Alfred Le Petit y raconte ses rapports avec le corps médical, les visites qu’il reçoit, l’évolution de son mal, mais, surtout, il peint ce monde clos dans lequel il est maintenant immergé, l’hôpital. Le dessin est pour lui une respiration et tenir ce carnet illustré maintient son moral en occupant son temps. Il porte un jugement distancié et bienveillant sur son entourage. Il raconte, au jour le jour, la vie du patient et les menus faits de son quotidien. On suit ainsi les visites du grand professeur entouré de ses internes, chefs de clinique et de laboratoire, de stagiaires, infirmières et religieuses, l’arrivée et le départ des voisins de lit, les soins trop souvent douloureux en particulier les piqûres ou les ponctions, opérées sur le malade atteint de pleurésie à l’aide d’une pompe aspirante et refoulante inventée par le grand professeur Dieulafoy, qui le soigne. Le Petit affiche ses portraits à la tête de son lit. Il attire l’attention des médecins, des soignants et des malades qu’il s’offre ensuite à portraiturer, inaugurant ainsi un petit commerce.

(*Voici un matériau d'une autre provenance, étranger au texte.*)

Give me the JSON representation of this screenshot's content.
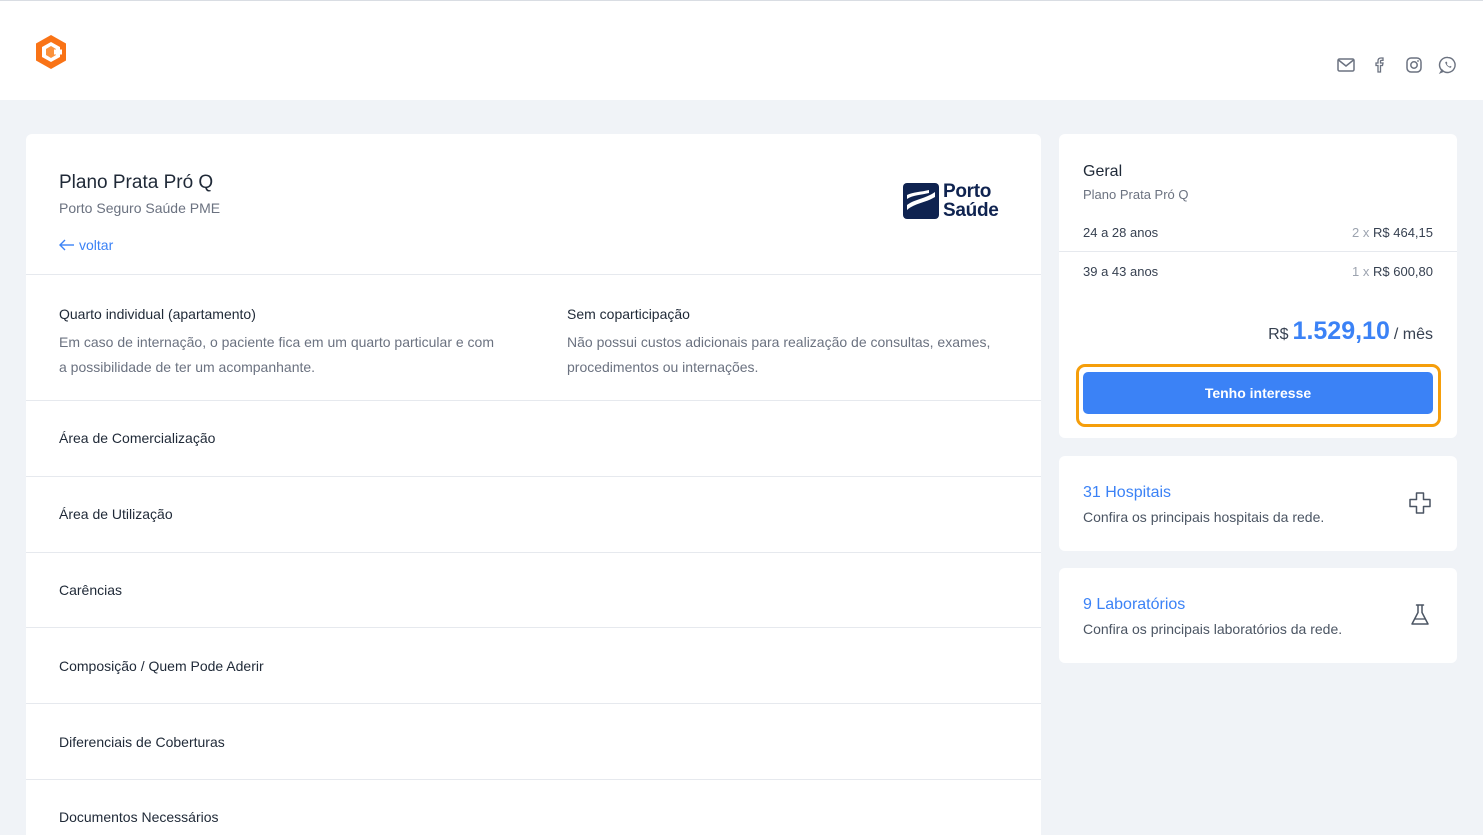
{
  "header": {
    "logo": "brand-logo",
    "social": [
      "mail-icon",
      "facebook-icon",
      "instagram-icon",
      "whatsapp-icon"
    ]
  },
  "plan": {
    "title": "Plano Prata Pró Q",
    "operator": "Porto Seguro Saúde PME",
    "back_label": "voltar",
    "brand_line1": "Porto",
    "brand_line2": "Saúde"
  },
  "features": [
    {
      "title": "Quarto individual (apartamento)",
      "text": "Em caso de internação, o paciente fica em um quarto particular e com a possibilidade de ter um acompanhante."
    },
    {
      "title": "Sem coparticipação",
      "text": "Não possui custos adicionais para realização de consultas, exames, procedimentos ou internações."
    }
  ],
  "accordion": [
    "Área de Comercialização",
    "Área de Utilização",
    "Carências",
    "Composição / Quem Pode Aderir",
    "Diferenciais de Coberturas",
    "Documentos Necessários"
  ],
  "summary": {
    "title": "Geral",
    "plan": "Plano Prata Pró Q",
    "rows": [
      {
        "age": "24 a 28 anos",
        "mult": "2 x",
        "price": "R$ 464,15"
      },
      {
        "age": "39 a 43 anos",
        "mult": "1 x",
        "price": "R$ 600,80"
      }
    ],
    "currency": "R$",
    "total": "1.529,10",
    "period": "/ mês",
    "cta": "Tenho interesse"
  },
  "network": {
    "hospitals_title": "31 Hospitais",
    "hospitals_text": "Confira os principais hospitais da rede.",
    "labs_title": "9 Laboratórios",
    "labs_text": "Confira os principais laboratórios da rede."
  },
  "colors": {
    "accent": "#3b82f6",
    "highlight": "#f59e0b",
    "logo": "#f97316",
    "brand": "#0f2350"
  }
}
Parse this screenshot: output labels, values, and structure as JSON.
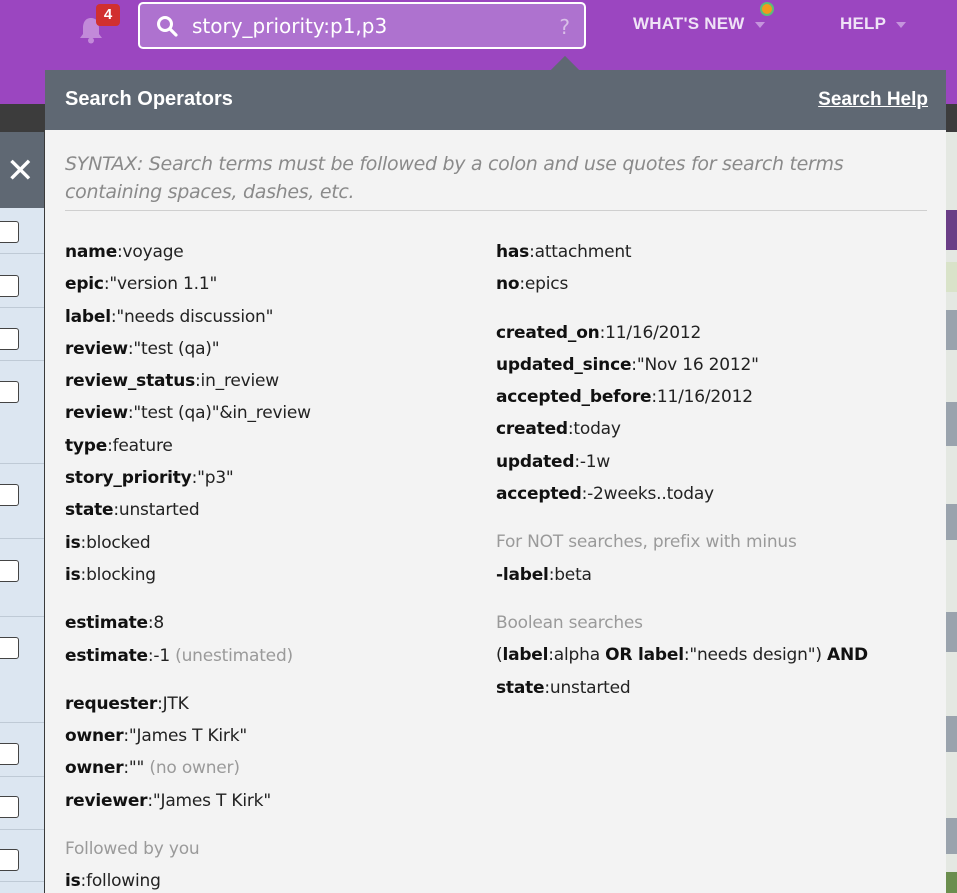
{
  "topbar": {
    "notification_count": "4",
    "search_value": "story_priority:p1,p3",
    "search_help_glyph": "?",
    "whats_new_label": "WHAT'S NEW",
    "help_label": "HELP",
    "colors": {
      "bar": "#9b46c0",
      "badge": "#d1302f"
    }
  },
  "left_pane": {
    "close_glyph": "✕"
  },
  "popup": {
    "title": "Search Operators",
    "help_link": "Search Help",
    "syntax": "SYNTAX: Search terms must be followed by a colon and use quotes for search terms containing spaces, dashes, etc.",
    "left": {
      "group1": [
        {
          "key": "name",
          "value": ":voyage"
        },
        {
          "key": "epic",
          "value": ":\"version 1.1\""
        },
        {
          "key": "label",
          "value": ":\"needs discussion\""
        },
        {
          "key": "review",
          "value": ":\"test (qa)\""
        },
        {
          "key": "review_status",
          "value": ":in_review"
        },
        {
          "key": "review",
          "value": ":\"test (qa)\"&in_review"
        },
        {
          "key": "type",
          "value": ":feature"
        },
        {
          "key": "story_priority",
          "value": ":\"p3\""
        },
        {
          "key": "state",
          "value": ":unstarted"
        },
        {
          "key": "is",
          "value": ":blocked"
        },
        {
          "key": "is",
          "value": ":blocking"
        }
      ],
      "group2": [
        {
          "key": "estimate",
          "value": ":8",
          "note": ""
        },
        {
          "key": "estimate",
          "value": ":-1",
          "note": "(unestimated)"
        }
      ],
      "group3": [
        {
          "key": "requester",
          "value": ":JTK",
          "note": ""
        },
        {
          "key": "owner",
          "value": ":\"James T Kirk\"",
          "note": ""
        },
        {
          "key": "owner",
          "value": ":\"\"",
          "note": "(no owner)"
        },
        {
          "key": "reviewer",
          "value": ":\"James T Kirk\"",
          "note": ""
        }
      ],
      "followed_heading": "Followed by you",
      "followed": {
        "key": "is",
        "value": ":following"
      }
    },
    "right": {
      "group1": [
        {
          "key": "has",
          "value": ":attachment"
        },
        {
          "key": "no",
          "value": ":epics"
        }
      ],
      "group2": [
        {
          "key": "created_on",
          "value": ":11/16/2012"
        },
        {
          "key": "updated_since",
          "value": ":\"Nov 16 2012\""
        },
        {
          "key": "accepted_before",
          "value": ":11/16/2012"
        },
        {
          "key": "created",
          "value": ":today"
        },
        {
          "key": "updated",
          "value": ":-1w"
        },
        {
          "key": "accepted",
          "value": ":-2weeks..today"
        }
      ],
      "not_heading": "For NOT searches, prefix with minus",
      "not_example": {
        "key": "-label",
        "value": ":beta"
      },
      "bool_heading": "Boolean searches",
      "bool_line1": {
        "open": "(",
        "k1": "label",
        "v1": ":alpha ",
        "op1": "OR",
        "k2": " label",
        "v2": ":\"needs design\") ",
        "op2": "AND"
      },
      "bool_line2": {
        "key": "state",
        "value": ":unstarted"
      }
    }
  }
}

À travers son carnet, on découvre tout de la vie des malades. D’abord, les rituels de l’admission, interrogatoire et fiche de renseignement à remplir, déshabillage pour que les vêtements soient désinfectés dans des étuves, bain du patient. Puis, l’environnement immédiat : la grande salle Saint-Christophe qui compte quarante lits, qu’il juge bons, la tablette, fixée au-dessus du chevet, où se trouve l’urinoir et le bocal destiné aux urines, les meubles, en particulier la table de chevet avec un verre, une carafe et un pichet de vin. Sont aussi décrits les repas, pris au lit et les occupations de la journée, lecture très souvent, visites des parents et amis, jeux de société avec les voisins, cartes, dames et dominos. Le Petit décrit aussi les passages à la cantine où sont vendus « toutes sortes de bibelots, mais absolument rien pour manger ». C’est là , dans ces grandes salles communes, que les malades souffrent, quelquefois gémissent, meurent aussi, car on meurt beaucoup à l’hôpital.

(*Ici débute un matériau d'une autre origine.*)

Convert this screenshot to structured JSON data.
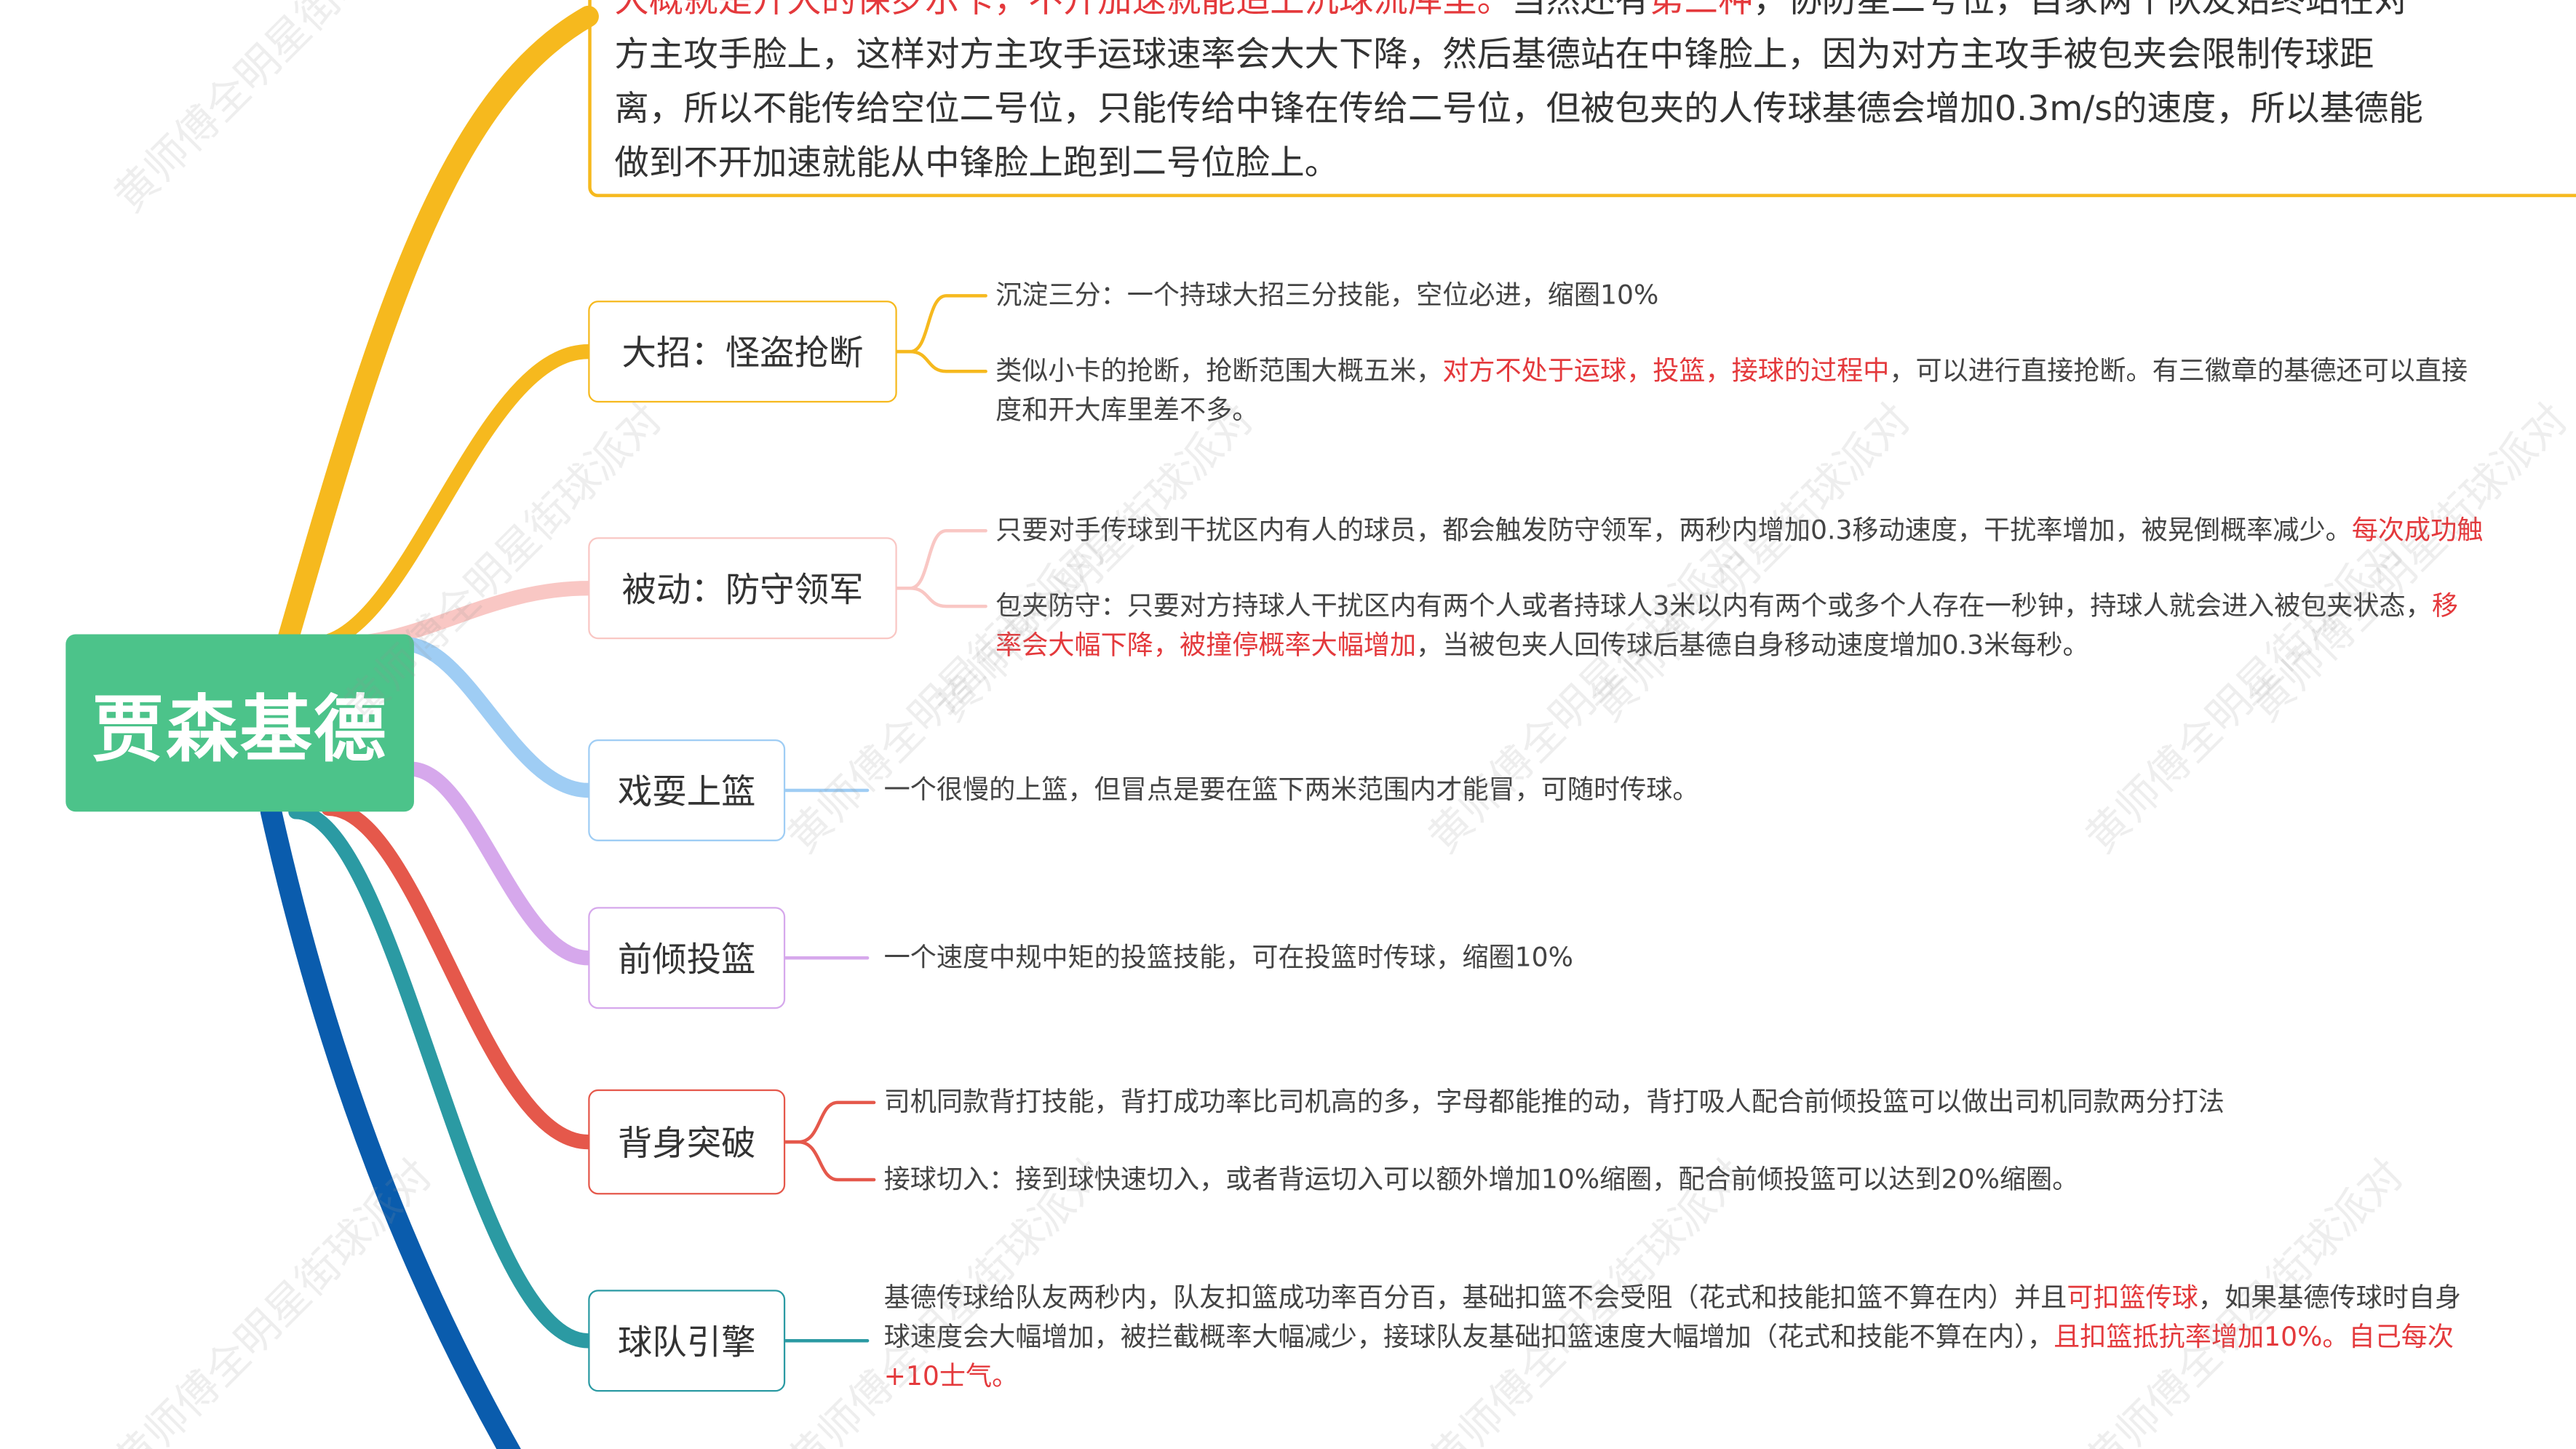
{
  "root": {
    "title": "贾森基德"
  },
  "top_note": {
    "lines": [
      [
        {
          "t": "大概就是开大的保罗示卡，不开加速就能追上沉球流库里。",
          "red": true
        },
        {
          "t": "当然还有",
          "red": false
        },
        {
          "t": "第三种",
          "red": true
        },
        {
          "t": "，协防星二号位，自家两个队友始终站在对",
          "red": false
        }
      ],
      [
        {
          "t": "方主攻手脸上，这样对方主攻手运球速率会大大下降，然后基德站在中锋脸上，因为对方主攻手被包夹会限制传球距",
          "red": false
        }
      ],
      [
        {
          "t": "离，所以不能传给空位二号位，只能传给中锋在传给二号位，但被包夹的人传球基德会增加0.3m/s的速度，所以基德能",
          "red": false
        }
      ],
      [
        {
          "t": "做到不开加速就能从中锋脸上跑到二号位脸上。",
          "red": false
        }
      ]
    ]
  },
  "branches": [
    {
      "label": "大招：怪盗抢断",
      "color": "#f6b91e",
      "leaves": [
        [
          [
            {
              "t": "沉淀三分：一个持球大招三分技能，空位必进，缩圈10%",
              "red": false
            }
          ]
        ],
        [
          [
            {
              "t": "类似小卡的抢断，抢断范围大概五米，",
              "red": false
            },
            {
              "t": "对方不处于运球，投篮，接球的过程中",
              "red": true
            },
            {
              "t": "，可以进行直接抢断。有三徽章的基德还可以直接",
              "red": false
            }
          ],
          [
            {
              "t": "度和开大库里差不多。",
              "red": false
            }
          ]
        ]
      ]
    },
    {
      "label": "被动：防守领军",
      "color": "#f9c7c4",
      "leaves": [
        [
          [
            {
              "t": "只要对手传球到干扰区内有人的球员，都会触发防守领军，两秒内增加0.3移动速度，干扰率增加，被晃倒概率减少。",
              "red": false
            },
            {
              "t": "每次成功触",
              "red": true
            }
          ]
        ],
        [
          [
            {
              "t": "包夹防守：只要对方持球人干扰区内有两个人或者持球人3米以内有两个或多个人存在一秒钟，持球人就会进入被包夹状态，",
              "red": false
            },
            {
              "t": "移",
              "red": true
            }
          ],
          [
            {
              "t": "率会大幅下降，被撞停概率大幅增加",
              "red": true
            },
            {
              "t": "，当被包夹人回传球后基德自身移动速度增加0.3米每秒。",
              "red": false
            }
          ]
        ]
      ]
    },
    {
      "label": "戏耍上篮",
      "color": "#9fcdf4",
      "leaves": [
        [
          [
            {
              "t": "一个很慢的上篮，但冒点是要在篮下两米范围内才能冒，可随时传球。",
              "red": false
            }
          ]
        ]
      ]
    },
    {
      "label": "前倾投篮",
      "color": "#d6a8ec",
      "leaves": [
        [
          [
            {
              "t": "一个速度中规中矩的投篮技能，可在投篮时传球，缩圈10%",
              "red": false
            }
          ]
        ]
      ]
    },
    {
      "label": "背身突破",
      "color": "#e5584b",
      "leaves": [
        [
          [
            {
              "t": "司机同款背打技能，背打成功率比司机高的多，字母都能推的动，背打吸人配合前倾投篮可以做出司机同款两分打法",
              "red": false
            }
          ]
        ],
        [
          [
            {
              "t": "接球切入：接到球快速切入，或者背运切入可以额外增加10%缩圈，配合前倾投篮可以达到20%缩圈。",
              "red": false
            }
          ]
        ]
      ]
    },
    {
      "label": "球队引擎",
      "color": "#2b9aa3",
      "leaves": [
        [
          [
            {
              "t": "基德传球给队友两秒内，队友扣篮成功率百分百，基础扣篮不会受阻（花式和技能扣篮不算在内）并且",
              "red": false
            },
            {
              "t": "可扣篮传球",
              "red": true
            },
            {
              "t": "，如果基德传球时自身",
              "red": false
            }
          ],
          [
            {
              "t": "球速度会大幅增加，被拦截概率大幅减少，接球队友基础扣篮速度大幅增加（花式和技能不算在内），",
              "red": false
            },
            {
              "t": "且扣篮抵抗率增加10%。自己每次",
              "red": true
            }
          ],
          [
            {
              "t": "+10士气。",
              "red": true
            }
          ]
        ]
      ]
    }
  ],
  "watermark": "黄师傅全明星街球派对",
  "colors": {
    "root": "#4cc38a",
    "deep_blue_branch": "#0a5cad",
    "red_text": "#e4393c"
  }
}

Alfred Le Petit s’intéresse aussi aux maladies. En 1866, il a fait un séjour à l’Hôtel-Dieu de Rouen et poussé loin l’étude de l’anatomie. Entre 1903 et 1905, à l’Hôtel-Dieu de Paris cette fois et dans le lit du malade, sa curiosité ne s’est pas démentie. Elle l’amène à dessiner les malformations ou les difformités qu’entraînent certaines pathologies et les corps de la salle de dissection. Enfin, il fréquente le laboratoire et dessine les lieux, les animaux écorchés, les laborantins penchés sur leur microscope, les rayons où sont posés des flacons et des tubes en tous genres.

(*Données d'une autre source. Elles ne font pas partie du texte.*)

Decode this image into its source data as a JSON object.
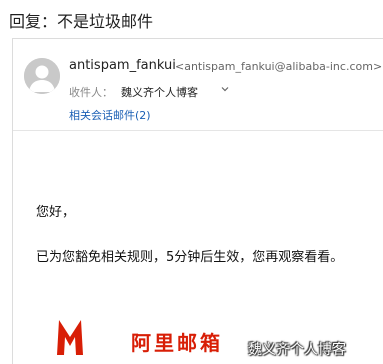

Tant par la plume que par le crayon, l’artiste nous livre un vrai reportage sur l’Hôtel-Dieu. Cet univers prend vie et s’anime des petits ennuis et des grandes douleurs de ceux qui viennent y chercher le soulagement de leurs maux. Alfred Le Petit laisse ainsi à l’histoire un témoignage exceptionnel que cette édition d’une partie de ses carnets révèle. Les reproductions des dessins, crayons noirs, sépias ou aquarelles sont excellentes et la mise en page très variée. On aurait aimé connaître leurs provenance, carnets ou feuilles volantes empruntées à des sources différentes, ce que la variété des formats des images reproduites ne permet pas de préciser. On regrettera aussi l’absence de tables, des matières et des illustrations, et certaines ambiguïtés : pour le premier regard d’un lecteur qui ne connaît pas l’artiste, le portrait de la couverture est celui d’Alfred Le Petit, ce que dément cependant l’absence de ressemblance avec l’autoportrait de la page 29. De même, en l’absence d’une légende précise, la présence, en quatrième de couverture, d’un amputé de la jambe appareillé provoque la même interrogation. Mais, on ne boudera pas son plaisir pour la lecture d’un ouvrage, à la fois aimable et grave, qui nous livre un extraordinaire témoignage sur l’hôpital au tout début du xxe siècle.
Hélène Duccini
Recension publiée dans Le Temps des médias, n° 8, automne 2007, p. 245-247.